Sydney draw the right result

Neither the Wallabies nor the All Blacks deserved to lose in Sydney, but neither deserved to win, writes MARK KEOHANE.

The All Blacks remain unbeaten in 18 matches but the 12-12 draw means these magnificent All Blacks have a share of the 17 successive Test win record with another group of All Blacks from yesteryear and also Nick Mallett’s 1998 Springboks.

A few years back, Richie McCaw’s All Blacks won 16 in succession and drew 18-18 with the Wallabies in Brisbane. Before that, the All Blacks won 15 in succession before losing to the Wallabies in the last minute in Hong Kong. And in 2006 the All Blacks won 15 in succession before losing by a point to a last-gasp André Pretorius penalty in Rustenburg.

McCaw’s All Blacks of 2014 were motivated to get to 18. They were prepared for an improved Wallabies outfit and the draw was certainly not because of complacency or because the Bledisloe Cup and Rugby Championship had already been decided.

The effort in Sydney was the best the All Blacks could produce on the night and credit has to go to Ewen McKenzie’s Wallabies because the effort was never good enough for a victory.

The wet conditions complicated an expansive approach but they should have favoured the hyped All Blacks superiority among the forwards.

The hype never translated to on-field dominance. New Zealanders may feel South African referee Jaco Peyper did their team no favours. They’d have a point but Pyper was not the reason the All Blacks never looked like scoring a try. Pyper was also not the reason the Wallabies failed to ever threaten the All Blacks' tryline.

It was a strange kind of Test match.
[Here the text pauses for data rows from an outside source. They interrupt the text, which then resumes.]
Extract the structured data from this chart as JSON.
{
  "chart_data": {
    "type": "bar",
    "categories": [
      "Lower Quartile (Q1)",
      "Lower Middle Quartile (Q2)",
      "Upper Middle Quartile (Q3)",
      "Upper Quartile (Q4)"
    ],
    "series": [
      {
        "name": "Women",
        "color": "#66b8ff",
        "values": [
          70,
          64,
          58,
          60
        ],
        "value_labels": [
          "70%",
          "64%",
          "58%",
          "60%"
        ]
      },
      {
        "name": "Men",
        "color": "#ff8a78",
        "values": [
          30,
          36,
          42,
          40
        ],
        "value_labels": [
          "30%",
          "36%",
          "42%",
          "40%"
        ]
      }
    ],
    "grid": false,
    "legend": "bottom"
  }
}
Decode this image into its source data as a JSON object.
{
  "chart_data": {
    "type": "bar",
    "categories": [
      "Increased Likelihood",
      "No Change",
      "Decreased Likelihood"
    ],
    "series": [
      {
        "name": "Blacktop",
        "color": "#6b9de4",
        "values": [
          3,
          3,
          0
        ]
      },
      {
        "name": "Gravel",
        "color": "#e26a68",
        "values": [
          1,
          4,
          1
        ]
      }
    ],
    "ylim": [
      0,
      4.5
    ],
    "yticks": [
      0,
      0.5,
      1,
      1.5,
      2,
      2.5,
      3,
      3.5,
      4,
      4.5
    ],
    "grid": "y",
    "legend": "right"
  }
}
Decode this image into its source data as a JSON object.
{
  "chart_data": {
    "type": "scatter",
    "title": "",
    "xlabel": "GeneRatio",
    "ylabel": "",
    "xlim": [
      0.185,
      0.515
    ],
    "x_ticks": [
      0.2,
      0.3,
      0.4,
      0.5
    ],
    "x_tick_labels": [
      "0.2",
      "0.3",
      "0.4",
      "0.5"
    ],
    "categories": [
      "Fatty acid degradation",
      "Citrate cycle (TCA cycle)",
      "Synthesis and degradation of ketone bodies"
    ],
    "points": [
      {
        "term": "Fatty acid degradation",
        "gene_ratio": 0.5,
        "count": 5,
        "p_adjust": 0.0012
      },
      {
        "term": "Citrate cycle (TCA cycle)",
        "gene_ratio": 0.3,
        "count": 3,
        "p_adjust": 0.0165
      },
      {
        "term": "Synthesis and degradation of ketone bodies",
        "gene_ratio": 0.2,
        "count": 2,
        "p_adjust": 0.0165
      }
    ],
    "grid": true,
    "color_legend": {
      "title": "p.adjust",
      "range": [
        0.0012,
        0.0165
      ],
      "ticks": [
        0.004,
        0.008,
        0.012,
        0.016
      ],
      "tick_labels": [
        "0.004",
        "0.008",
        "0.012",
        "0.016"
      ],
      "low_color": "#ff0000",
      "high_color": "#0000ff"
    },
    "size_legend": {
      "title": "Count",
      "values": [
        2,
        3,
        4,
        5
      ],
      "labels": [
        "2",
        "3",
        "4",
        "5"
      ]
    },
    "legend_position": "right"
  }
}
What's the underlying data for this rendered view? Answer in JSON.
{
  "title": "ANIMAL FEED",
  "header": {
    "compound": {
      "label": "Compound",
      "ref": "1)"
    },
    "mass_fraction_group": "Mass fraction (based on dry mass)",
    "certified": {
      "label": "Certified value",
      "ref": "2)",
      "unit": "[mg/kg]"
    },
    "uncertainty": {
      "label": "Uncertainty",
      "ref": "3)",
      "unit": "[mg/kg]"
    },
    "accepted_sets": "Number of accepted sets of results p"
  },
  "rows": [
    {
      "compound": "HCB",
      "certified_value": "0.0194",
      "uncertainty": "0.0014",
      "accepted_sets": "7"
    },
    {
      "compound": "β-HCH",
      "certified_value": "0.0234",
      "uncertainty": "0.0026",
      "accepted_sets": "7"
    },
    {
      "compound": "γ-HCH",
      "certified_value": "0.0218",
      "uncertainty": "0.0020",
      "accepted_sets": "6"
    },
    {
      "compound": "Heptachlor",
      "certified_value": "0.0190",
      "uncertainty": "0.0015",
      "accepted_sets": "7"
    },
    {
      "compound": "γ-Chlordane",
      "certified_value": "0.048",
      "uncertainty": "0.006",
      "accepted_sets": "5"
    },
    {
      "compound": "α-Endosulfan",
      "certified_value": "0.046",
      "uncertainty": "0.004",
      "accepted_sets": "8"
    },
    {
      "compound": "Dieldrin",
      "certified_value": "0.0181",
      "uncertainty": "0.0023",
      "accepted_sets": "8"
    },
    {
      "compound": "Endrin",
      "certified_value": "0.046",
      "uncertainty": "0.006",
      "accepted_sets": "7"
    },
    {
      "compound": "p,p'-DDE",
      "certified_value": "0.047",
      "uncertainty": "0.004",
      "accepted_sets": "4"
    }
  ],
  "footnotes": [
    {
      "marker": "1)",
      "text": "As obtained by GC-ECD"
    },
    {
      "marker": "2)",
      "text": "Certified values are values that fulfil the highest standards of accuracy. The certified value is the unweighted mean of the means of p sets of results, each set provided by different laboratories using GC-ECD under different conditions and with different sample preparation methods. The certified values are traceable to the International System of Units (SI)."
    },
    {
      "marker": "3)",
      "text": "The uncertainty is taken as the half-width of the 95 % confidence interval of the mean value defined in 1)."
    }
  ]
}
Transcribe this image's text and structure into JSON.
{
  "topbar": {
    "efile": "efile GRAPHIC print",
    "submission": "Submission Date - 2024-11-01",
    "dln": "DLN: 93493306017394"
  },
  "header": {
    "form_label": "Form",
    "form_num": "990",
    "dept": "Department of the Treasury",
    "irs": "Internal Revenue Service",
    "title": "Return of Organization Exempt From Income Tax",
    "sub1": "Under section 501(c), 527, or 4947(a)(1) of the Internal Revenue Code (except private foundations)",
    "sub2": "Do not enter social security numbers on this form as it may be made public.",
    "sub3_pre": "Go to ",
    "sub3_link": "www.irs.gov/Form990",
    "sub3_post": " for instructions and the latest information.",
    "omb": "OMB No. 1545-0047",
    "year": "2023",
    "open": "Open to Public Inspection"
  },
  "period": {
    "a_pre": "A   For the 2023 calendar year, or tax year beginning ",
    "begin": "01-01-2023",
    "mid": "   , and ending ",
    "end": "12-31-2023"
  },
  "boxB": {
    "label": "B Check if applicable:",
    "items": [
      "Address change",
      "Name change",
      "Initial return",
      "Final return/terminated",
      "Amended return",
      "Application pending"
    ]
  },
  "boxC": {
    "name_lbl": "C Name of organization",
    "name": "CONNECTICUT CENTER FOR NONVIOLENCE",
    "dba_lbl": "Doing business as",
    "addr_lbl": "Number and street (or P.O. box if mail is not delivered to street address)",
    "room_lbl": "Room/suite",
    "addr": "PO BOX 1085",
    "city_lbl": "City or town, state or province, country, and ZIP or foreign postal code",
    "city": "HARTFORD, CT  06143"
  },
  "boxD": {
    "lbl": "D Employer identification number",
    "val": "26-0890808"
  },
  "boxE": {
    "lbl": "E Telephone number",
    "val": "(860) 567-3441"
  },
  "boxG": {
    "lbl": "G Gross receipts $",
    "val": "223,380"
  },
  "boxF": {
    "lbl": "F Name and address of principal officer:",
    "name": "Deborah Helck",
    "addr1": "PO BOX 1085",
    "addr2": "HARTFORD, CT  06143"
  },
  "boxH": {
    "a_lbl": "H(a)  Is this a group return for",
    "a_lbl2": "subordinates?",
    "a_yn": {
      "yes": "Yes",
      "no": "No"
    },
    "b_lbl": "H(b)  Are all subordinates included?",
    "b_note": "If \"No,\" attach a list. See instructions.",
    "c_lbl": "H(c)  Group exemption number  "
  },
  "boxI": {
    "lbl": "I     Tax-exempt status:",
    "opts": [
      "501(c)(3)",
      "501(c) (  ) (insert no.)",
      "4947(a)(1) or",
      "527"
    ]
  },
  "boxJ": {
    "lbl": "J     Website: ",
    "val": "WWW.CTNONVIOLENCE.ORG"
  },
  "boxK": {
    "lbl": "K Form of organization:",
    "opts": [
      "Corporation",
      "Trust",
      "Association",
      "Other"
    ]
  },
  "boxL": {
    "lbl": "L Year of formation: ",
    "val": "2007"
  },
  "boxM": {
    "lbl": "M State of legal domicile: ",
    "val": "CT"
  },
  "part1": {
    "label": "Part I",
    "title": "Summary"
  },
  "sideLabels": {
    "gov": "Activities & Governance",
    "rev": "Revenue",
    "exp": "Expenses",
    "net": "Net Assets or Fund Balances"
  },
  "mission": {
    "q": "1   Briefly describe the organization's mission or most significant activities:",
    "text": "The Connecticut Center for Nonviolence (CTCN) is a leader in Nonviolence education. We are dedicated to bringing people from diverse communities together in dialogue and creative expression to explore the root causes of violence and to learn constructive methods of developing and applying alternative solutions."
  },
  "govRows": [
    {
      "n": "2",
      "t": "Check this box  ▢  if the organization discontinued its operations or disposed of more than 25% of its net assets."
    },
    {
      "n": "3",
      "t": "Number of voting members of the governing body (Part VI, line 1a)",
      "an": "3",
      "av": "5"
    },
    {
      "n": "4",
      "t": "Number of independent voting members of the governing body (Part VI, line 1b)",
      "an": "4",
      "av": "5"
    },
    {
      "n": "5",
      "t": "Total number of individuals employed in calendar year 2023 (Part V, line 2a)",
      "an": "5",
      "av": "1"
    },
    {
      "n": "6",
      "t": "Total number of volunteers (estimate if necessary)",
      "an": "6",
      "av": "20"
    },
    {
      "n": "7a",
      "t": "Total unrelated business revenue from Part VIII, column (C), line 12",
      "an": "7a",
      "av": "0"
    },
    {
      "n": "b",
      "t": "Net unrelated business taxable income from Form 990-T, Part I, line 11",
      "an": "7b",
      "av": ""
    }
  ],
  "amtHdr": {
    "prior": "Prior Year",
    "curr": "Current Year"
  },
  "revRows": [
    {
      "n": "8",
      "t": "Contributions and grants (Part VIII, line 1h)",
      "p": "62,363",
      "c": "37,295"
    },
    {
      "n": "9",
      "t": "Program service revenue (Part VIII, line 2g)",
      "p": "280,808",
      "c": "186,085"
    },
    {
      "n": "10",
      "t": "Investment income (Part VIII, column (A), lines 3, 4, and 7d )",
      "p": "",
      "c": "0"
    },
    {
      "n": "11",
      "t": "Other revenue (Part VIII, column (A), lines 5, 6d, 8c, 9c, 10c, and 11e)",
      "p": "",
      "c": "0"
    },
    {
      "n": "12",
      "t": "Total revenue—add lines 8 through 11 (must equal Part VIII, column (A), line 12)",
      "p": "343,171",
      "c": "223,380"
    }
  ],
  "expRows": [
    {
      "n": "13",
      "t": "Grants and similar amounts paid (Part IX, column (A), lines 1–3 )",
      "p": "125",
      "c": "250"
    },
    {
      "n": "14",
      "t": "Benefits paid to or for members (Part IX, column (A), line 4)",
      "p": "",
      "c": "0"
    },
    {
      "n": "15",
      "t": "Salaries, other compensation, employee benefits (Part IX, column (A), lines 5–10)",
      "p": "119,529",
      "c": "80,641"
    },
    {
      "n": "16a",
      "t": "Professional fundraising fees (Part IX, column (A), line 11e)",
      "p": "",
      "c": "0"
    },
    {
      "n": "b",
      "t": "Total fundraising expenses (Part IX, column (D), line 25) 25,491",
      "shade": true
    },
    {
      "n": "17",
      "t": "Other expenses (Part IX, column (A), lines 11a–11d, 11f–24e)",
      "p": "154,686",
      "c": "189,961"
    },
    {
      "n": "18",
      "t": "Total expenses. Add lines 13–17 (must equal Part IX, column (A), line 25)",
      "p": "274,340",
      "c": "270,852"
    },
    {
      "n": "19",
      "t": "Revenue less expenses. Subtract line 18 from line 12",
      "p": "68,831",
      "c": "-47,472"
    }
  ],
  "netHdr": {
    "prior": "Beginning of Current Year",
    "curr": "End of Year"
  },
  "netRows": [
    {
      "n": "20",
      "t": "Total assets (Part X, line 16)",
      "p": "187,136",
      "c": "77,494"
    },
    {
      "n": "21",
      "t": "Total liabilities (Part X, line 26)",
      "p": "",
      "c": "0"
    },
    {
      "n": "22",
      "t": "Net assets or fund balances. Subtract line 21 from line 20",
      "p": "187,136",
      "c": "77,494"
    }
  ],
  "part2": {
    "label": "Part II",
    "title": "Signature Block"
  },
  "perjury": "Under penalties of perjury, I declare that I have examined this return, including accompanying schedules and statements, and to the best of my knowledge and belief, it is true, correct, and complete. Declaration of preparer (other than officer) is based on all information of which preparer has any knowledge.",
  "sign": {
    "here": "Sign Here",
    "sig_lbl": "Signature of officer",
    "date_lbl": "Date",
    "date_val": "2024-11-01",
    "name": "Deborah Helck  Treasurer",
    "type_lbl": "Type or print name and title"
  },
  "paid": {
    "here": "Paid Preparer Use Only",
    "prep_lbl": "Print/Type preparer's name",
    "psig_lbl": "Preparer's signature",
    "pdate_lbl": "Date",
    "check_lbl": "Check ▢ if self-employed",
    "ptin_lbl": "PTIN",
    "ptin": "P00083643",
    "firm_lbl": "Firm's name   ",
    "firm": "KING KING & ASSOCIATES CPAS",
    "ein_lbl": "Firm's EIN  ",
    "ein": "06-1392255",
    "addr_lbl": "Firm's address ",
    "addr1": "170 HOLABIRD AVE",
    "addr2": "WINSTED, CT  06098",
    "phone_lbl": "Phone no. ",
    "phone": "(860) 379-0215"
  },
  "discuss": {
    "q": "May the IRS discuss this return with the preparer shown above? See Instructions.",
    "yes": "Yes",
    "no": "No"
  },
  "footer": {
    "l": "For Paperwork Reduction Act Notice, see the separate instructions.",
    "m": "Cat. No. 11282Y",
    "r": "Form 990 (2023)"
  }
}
Neither team wanted for motivation but the intensity in attack was never a match for the outstanding defensive effort of both teams.

The All Blacks have been the best team in the world since the end of 2009 but McCaw’s experienced and settled squad had the look of players who are maintaining standards more than adding to them.

Australia certainly have closed the gap since the 2011 World Cup, but playing in Auckland next weekend will be a greater measurement of the Australian improvement.

The Wallabies have traditionally done well in Sydney and they certainly looked no inferior as a forward unit or in the contact situations.

There was not much between the teams, just as there was not much between the Super Rugby finalists the Waratahs and the Crusaders. The Tahs, for purposes of record, won by a point in Sydney through a last-minute penalty.

I picked the Wallabies to shade it because of home-ground advantage and the draw will inspire a belief within a group that is on the rise.

The All Blacks showed their quality to not lose, despite playing 20 minutes with 14 men and they did not lack for fight.

But they are no longer striding ahead of the rest. It will still take an outstanding effort from one of Australia and South Africa to win in New Zealand this year, but the Springboks will believe victory to be possible at Ellis Park.

The result served the context of the Championship an All Blacks' win could well have proved the defining moment of the Championship.

More importantly it has served the game because rugby union needs the All Blacks to be possible losers and not probable winners.

Australia, for so long, have been a no-show against New Zealand. I believe that has changed and that’s the most wonderful thing to come from the stalemate.

Most predicted this year’s Rugby Championship to be the closest in the three-year history and after the first round it proved accurate.

McKenzie will feel this one got away as the momentum was with Australia in the second half and they were playing at home. But he will also be honest enough to admit his team didn’t do enough to win.

New Zealand will bemoan missing out on the record but they will acknowledge Australia fronted physically and were their equal in Sydney. They too never did enough to win.

As McCaw said afterwards … it all felt rather strange. And it all looked rather strange because it never looked like one team was ever going to pull away and seal the deal.

Test rugby should be about that kind of doubt and once again we had a Test match involving New Zealand and Ausralia – and not a mismatch.